Nel 1999 la possibile svolta. Un cadavere in un pozzo, ad Ariccia, viene accostato all’economista, ma si trattò di una bufala. Successivamente arrivò una confidenza dei familiari dell’economista Ezio Tarantelli, ucciso dalle Brigate Rosse perché accusato di appoggiare gli Stati Uniti d’America: il giorno della scomparsa Federico Caffè si trovava in via Salaria. Il motivo non venne svelato, o non è mai stato conosciuto.

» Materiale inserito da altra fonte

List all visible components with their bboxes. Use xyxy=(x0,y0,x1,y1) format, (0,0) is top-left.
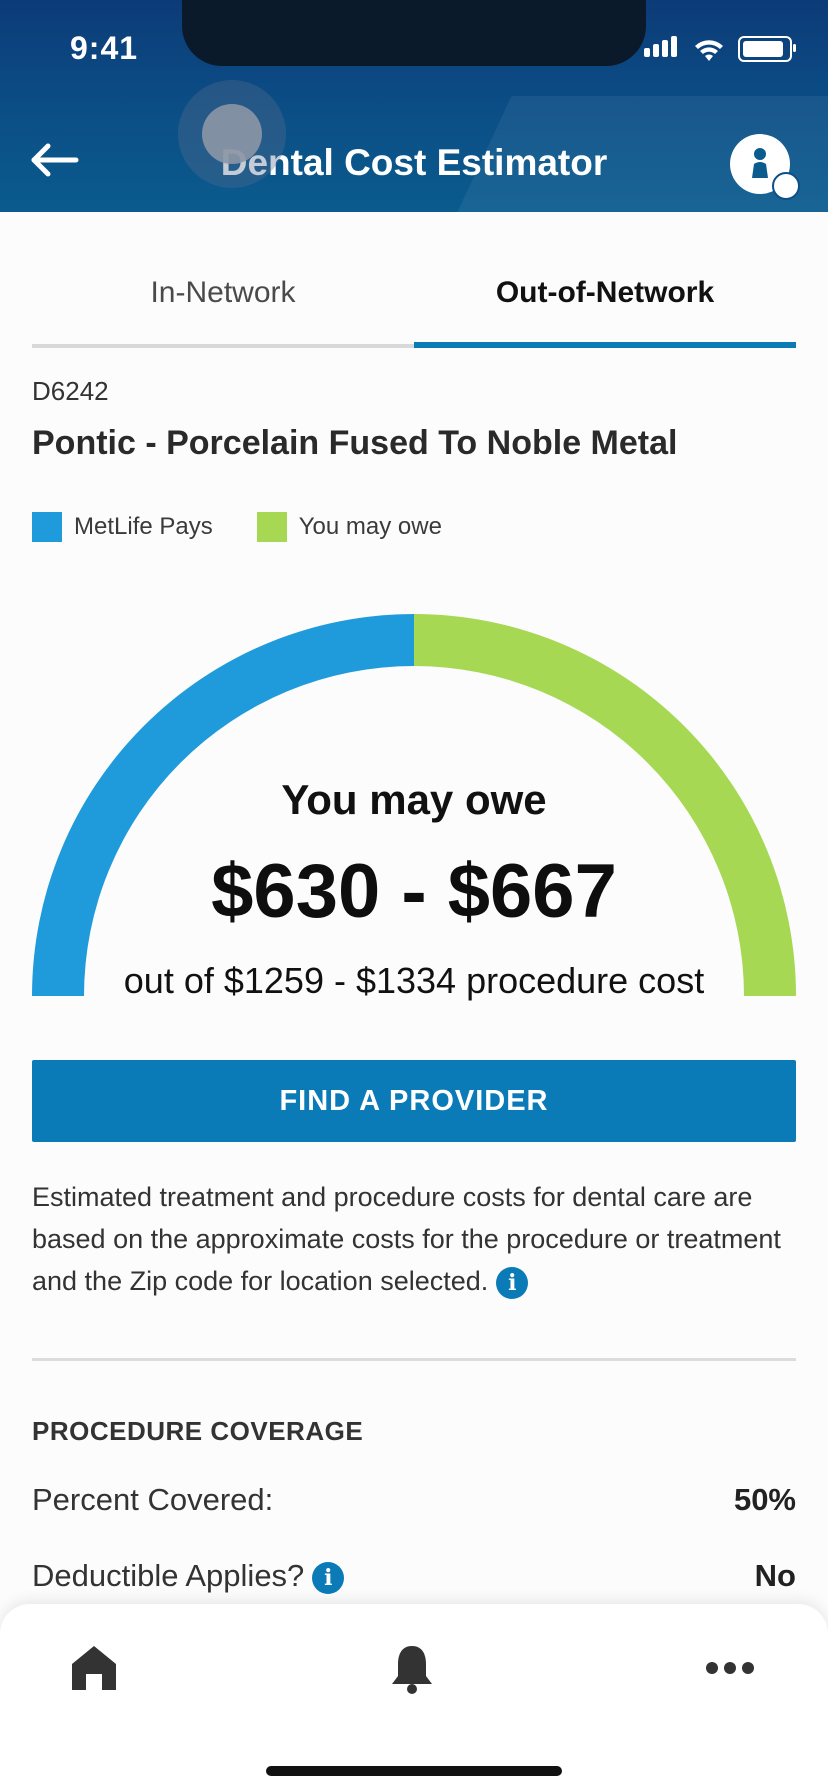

Anche lo scrittore napoletano Ermanno Rea si interessò al caso e scrisse un libro, la prova del muro di cemento e del groviglio dipanato in un’ipotesi come altre: L’ultima lezione (Einaudi 1992), in cui immaginava un progetto di fuga. Nel 2008 aggiunse un capitolo: L’economista che visse due volte. Caffè sarebbe stato per anni in un convento al pari di chi ottiene asilo politico: nascosto, dedito ad un’esistenza povera, alla cura dell’orto, meditabondo. Forse in Calabria? No, in Lombardia, o addirittura a Roma, ad immedesimarsi nella carità di Cristo o in un personaggio biblico che si spoglia dei suoi averi e segue l’ascetismo, non più la giustizia sociale. Qualcosa di appagante che viene dal cielo, in un universo dove non c’è bisogno di salvaguardare le idee, i diritti, l’utopia, ma il valore di scambio del buon senso slegato ad un valore d’uso.

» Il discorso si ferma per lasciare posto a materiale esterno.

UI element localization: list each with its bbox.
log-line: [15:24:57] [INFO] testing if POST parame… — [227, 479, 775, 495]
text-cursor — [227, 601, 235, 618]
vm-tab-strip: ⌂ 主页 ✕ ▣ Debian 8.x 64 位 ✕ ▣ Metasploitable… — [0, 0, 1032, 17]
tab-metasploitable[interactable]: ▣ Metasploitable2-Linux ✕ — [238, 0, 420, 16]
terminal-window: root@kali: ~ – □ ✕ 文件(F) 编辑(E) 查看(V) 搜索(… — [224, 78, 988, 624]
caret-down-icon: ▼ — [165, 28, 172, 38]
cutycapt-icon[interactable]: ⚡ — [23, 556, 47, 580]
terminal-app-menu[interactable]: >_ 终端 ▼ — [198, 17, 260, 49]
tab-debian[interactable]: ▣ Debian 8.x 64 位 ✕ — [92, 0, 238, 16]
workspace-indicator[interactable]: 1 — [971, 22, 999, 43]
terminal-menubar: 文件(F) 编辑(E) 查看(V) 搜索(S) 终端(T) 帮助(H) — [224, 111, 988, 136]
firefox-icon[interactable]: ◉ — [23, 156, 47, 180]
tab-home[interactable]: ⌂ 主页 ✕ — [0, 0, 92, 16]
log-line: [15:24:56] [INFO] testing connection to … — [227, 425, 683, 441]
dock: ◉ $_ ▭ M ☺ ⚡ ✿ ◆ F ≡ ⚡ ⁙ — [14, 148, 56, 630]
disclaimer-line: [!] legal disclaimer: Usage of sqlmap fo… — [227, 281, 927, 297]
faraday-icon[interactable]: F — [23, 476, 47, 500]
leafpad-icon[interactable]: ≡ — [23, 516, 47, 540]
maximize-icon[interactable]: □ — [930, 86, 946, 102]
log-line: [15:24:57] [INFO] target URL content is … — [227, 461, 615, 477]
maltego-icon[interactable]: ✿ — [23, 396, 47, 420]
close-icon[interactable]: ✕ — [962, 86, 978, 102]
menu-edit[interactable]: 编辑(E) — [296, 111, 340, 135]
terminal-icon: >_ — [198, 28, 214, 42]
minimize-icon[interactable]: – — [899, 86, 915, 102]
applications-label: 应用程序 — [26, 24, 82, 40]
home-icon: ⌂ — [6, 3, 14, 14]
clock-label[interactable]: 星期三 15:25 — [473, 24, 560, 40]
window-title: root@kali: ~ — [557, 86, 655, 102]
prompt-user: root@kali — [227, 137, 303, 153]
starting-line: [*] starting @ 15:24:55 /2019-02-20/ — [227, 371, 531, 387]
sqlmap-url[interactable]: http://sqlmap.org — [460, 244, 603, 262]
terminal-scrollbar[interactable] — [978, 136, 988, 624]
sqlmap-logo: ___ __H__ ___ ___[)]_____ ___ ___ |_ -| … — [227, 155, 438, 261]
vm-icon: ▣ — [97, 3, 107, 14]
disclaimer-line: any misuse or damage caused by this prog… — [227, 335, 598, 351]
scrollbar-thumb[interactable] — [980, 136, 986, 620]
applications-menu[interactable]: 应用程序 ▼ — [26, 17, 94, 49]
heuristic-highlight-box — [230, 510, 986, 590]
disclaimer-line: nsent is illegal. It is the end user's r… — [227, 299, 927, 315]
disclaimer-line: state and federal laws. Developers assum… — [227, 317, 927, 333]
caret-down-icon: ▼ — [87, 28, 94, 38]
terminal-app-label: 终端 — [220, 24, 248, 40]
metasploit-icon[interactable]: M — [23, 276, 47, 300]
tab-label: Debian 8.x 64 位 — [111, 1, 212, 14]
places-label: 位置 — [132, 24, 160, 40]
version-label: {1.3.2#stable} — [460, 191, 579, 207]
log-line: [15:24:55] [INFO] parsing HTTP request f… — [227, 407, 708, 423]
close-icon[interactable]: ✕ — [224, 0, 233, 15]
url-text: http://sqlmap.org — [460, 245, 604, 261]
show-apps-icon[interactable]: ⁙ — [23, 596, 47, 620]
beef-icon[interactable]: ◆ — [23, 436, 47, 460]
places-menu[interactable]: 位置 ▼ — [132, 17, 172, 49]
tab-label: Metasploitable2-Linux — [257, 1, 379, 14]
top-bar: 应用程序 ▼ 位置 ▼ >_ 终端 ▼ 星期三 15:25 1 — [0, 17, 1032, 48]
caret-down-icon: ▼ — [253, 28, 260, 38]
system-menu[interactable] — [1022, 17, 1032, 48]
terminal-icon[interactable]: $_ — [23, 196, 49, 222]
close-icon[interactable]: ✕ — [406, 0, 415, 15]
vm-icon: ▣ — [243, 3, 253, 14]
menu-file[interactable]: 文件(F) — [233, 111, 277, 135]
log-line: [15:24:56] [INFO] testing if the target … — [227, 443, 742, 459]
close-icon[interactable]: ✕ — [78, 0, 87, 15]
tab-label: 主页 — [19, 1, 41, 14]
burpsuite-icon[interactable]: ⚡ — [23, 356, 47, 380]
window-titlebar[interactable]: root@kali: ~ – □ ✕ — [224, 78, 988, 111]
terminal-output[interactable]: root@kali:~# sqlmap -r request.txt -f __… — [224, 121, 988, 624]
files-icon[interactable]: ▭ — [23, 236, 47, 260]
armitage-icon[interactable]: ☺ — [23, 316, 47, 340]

“La chiesa offre protezione”, avrebbe detto ai primi di aprile ad un altro allievo, il prediletto Bruno Amoroso, economista naturalizzato danese, venuto a mancare nel 2017. Lo avrebbe contattato e Federico Caffè gli avrebbe fatto ascoltare al telefono una sinfonia di Mahler. Amoroso gli offrì il suono e le parole di una canzone di Lucio Dalla. Usiamo il condizionale, seppure Amoroso diede alle stampe Memorie di un intruso (Castelvecchi 2016), in cui il suo maestro risulta un genio inseguito attraverso la ricognizione della sua testualità. L’intento appare tutt’altro che commemorativo o cerimonioso, piuttosto un modo di interpretare la realtà alla stregua di chi sottolineò la consapevolezza di un futuro nebuloso.

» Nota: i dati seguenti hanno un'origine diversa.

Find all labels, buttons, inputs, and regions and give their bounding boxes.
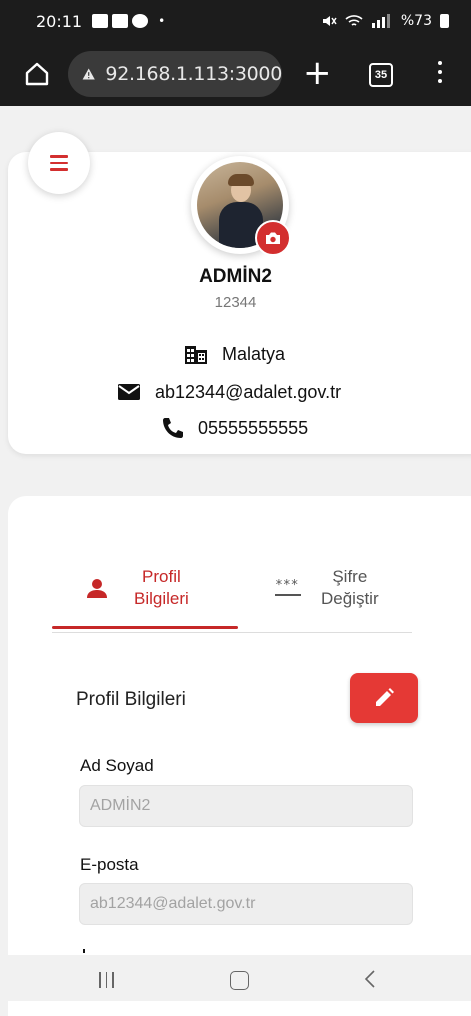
warning-icon[interactable] — [82, 64, 95, 84]
tab-switcher-button[interactable]: 35 — [369, 63, 393, 87]
system-nav-bar — [0, 955, 471, 1001]
new-tab-button[interactable]: + — [303, 56, 332, 90]
building-icon — [185, 346, 207, 364]
wifi-icon — [345, 15, 363, 26]
edit-button[interactable] — [350, 673, 418, 723]
name-field[interactable]: ADMİN2 — [79, 785, 413, 827]
browser-menu-button[interactable] — [437, 61, 443, 88]
home-nav-button[interactable] — [230, 971, 249, 990]
battery-percent: %73 — [400, 13, 432, 29]
change-photo-button[interactable] — [255, 220, 291, 256]
back-icon[interactable] — [364, 969, 376, 989]
name-label: Ad Soyad — [80, 756, 154, 775]
browser-toolbar: 92.168.1.113:3000 + 35 — [0, 42, 471, 106]
url-text[interactable]: 92.168.1.113:3000 — [105, 63, 282, 85]
notification-icons — [92, 14, 149, 28]
tab-change-password[interactable]: *** Şifre Değiştir — [275, 566, 379, 610]
system-icons: %73 — [321, 13, 449, 29]
phone-row: 05555555555 — [160, 417, 308, 439]
home-icon[interactable] — [24, 61, 50, 87]
profile-name: ADMİN2 — [199, 266, 272, 287]
pencil-icon — [376, 688, 394, 706]
mail-icon — [118, 384, 140, 400]
password-icon: *** — [275, 579, 301, 596]
tab-password-label-1: Şifre — [332, 567, 368, 586]
battery-icon — [440, 14, 449, 28]
email-field[interactable]: ab12344@adalet.gov.tr — [79, 883, 413, 925]
camera-icon — [266, 232, 280, 244]
signal-icon — [371, 14, 390, 28]
phone-icon — [163, 418, 183, 438]
status-time: 20:11 — [36, 11, 83, 31]
email-text: ab12344@adalet.gov.tr — [155, 381, 342, 402]
settings-card — [8, 496, 471, 1016]
profile-number: 12344 — [214, 294, 257, 311]
user-icon — [87, 579, 107, 598]
section-title: Profil Bilgileri — [76, 689, 186, 710]
tab-divider — [52, 632, 412, 633]
hamburger-icon — [50, 155, 68, 158]
email-label: E-posta — [80, 855, 139, 874]
mute-icon — [322, 16, 337, 26]
phone-text: 05555555555 — [198, 417, 309, 438]
tab-password-label-2: Değiştir — [321, 589, 379, 608]
next-field-label-fragment — [83, 949, 85, 953]
tab-profile-info[interactable]: Profil Bilgileri — [86, 566, 189, 610]
menu-button[interactable] — [28, 132, 90, 194]
city-text: Malatya — [222, 343, 286, 364]
tab-profile-label-2: Bilgileri — [134, 589, 189, 608]
whatsapp-icon — [132, 14, 149, 28]
gallery-icon — [92, 14, 109, 28]
email-row: ab12344@adalet.gov.tr — [117, 381, 341, 403]
city-row: Malatya — [184, 343, 285, 365]
recent-apps-button[interactable] — [99, 972, 114, 988]
tab-profile-label-1: Profil — [142, 567, 181, 586]
active-tab-indicator — [52, 626, 238, 629]
youtube-icon — [112, 14, 129, 28]
status-bar: 20:11 • %73 — [0, 0, 471, 42]
address-bar[interactable]: 92.168.1.113:3000 — [68, 51, 282, 97]
status-dot: • — [158, 14, 166, 28]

Il mistero di Federico Caffè non avrà mai una spiegazione esaustiva. Il professore, come in un’allucinazione, è ancora avvolto nell’imponderabile, in una specie di allegoria dominata dalla casualità, dall’ingegno, dalla prostrazione, perfino dal misticismo. Fece perdere sagacemente le sue tracce o si lasciò andare nell’accidia e nell’umiliazione ad una malattia dell’anima? Cambiò vita o scivolò in un gorgo mortale? Chissà cosa ne pensa Mario Draghi, il cui ricordo lo immalinconisce, ma che sul caso non si è mai voluto esprimere pubblicamente per non tradire la sua austerità, l’essere continente affacciandosi alla giovinezza che gli scorre dietro le spalle. Forse anche lui proverà una fitta al cuore nell’orizzonte lontano di quando ascoltava l’eloquio pulito di Federico Caffè. “C’è almeno un punto in ogni sogno, dove non si può toccare il fondo: un ombelico, in un certo senso, che è il suo punto di contatto con l’ignoto”, avrebbe sostenuto Sigmund Freud.